Neuronal information is minimal: it is metabolically optimized. It is in the indexing set of the receiving systems that the information gains back its richness: a point in space can be estimated with high accuracy not because of the specific accuracy of any one sensory neuron, but because of the high degree of overlap between multiple simultaneously indexed sensory inputs. Navigating a neural topology is like picking one's way through the web of any healthy ecology, or the interval structure of a rich melody which implies many excursions it need not take.

13.

We study topology because it yields insight into the mystery of proprioception, and proprioception is the fundamental sense.
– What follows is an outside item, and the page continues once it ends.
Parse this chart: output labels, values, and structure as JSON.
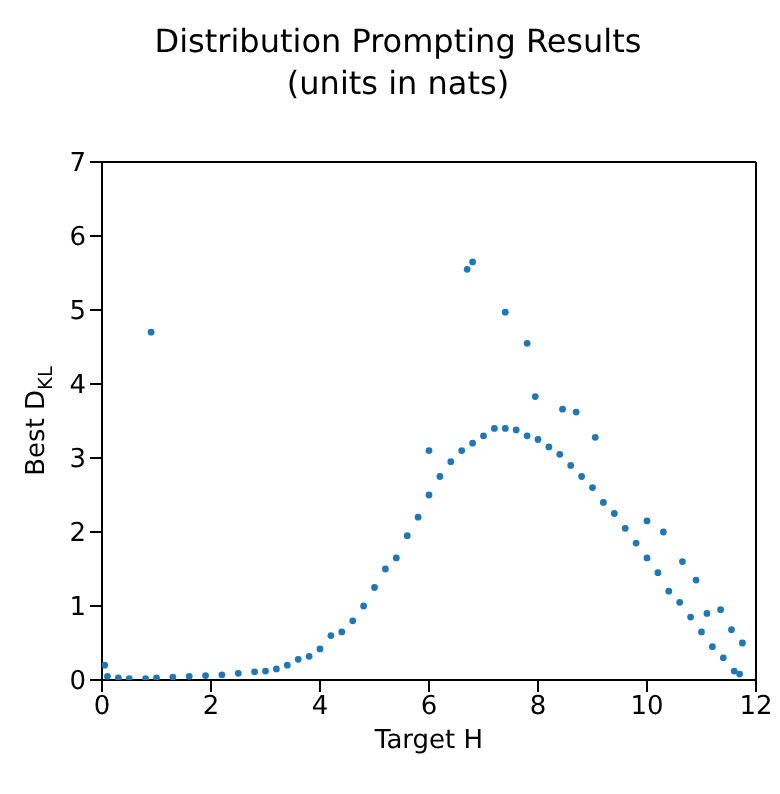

Every "feeling" depends upon a localization function: the ancient and worldwide tradition of locating the source of emotional information in the interior organs - the heart and intestines above all - is not because our ancestors were stupid and superstitious. It's an adaptation of the vertebrate nervous system, to perceive emotional valence as a kind of inward extension of the proprioceptive function: granted that emotion itself is defined as preemptive adjustment to behavioral threshold - the animal must feel compelled by inner necessity in the way it is compelled by outward obstacles. Emotional intelligence is therefore a kind of efficient exploitation of the capacity for navigation: we pick our way through a feeling. Thus is topology valuable, because this is a place without place, an imaginary space without metric - but one in which the preserved properties of space hold, such as continuity. "Can I get there from here?" : that's the question every emotional navigation asks. Such is what we develop both in meditative practice and good psychoanalysis: the navigation of continuous and discontinuous undulating sets, treacherous islands, molten footholds, hidden precipices and invisible bridges.

14.

Yet in practice, what makes the difference between growth and stasis? A spiritual life depends more than anything on the ability to accept not knowing where you are, nor how you'll get to where you want to be. It demands navigation of the unknown with minimal information: everything else is repetition compulsion and the monotony of neurosis. A neurotic knows where he is, because he knows how to distort every novel uncertainty into monotonous certainty: he's always going the same way to the same place with the same means, no matter how diverse the context. When we meditate, the challenge usually distills to this: overcoming the thousand-and-one means of escape from the omnipresent unfelt feeling, the ever-louder unthought thought, the unacceptable unconscious conviction. It's not that people don't know how to navigate complex topologies - on the contrary, masterly unconscious distortions, dizzying twists, clever reversals, folds within folds, and denials hiding assertions hiding denials, are the norm in the human race. Staying put, gently feeling the edges of the basin, tracing lines of descent and ascent, accounting for one's twisted limbs - in short waking up to the proprioceptive reality no matter how steep the incline and precarious the position, is precisely why so much courage is required. The sicker we are, the more harsh this awakening - which is why the earlier we begin, the better. We all have had that long backlog of overdue pain tumble to the floor with a crash... Psychosomatic disease is a waiting room.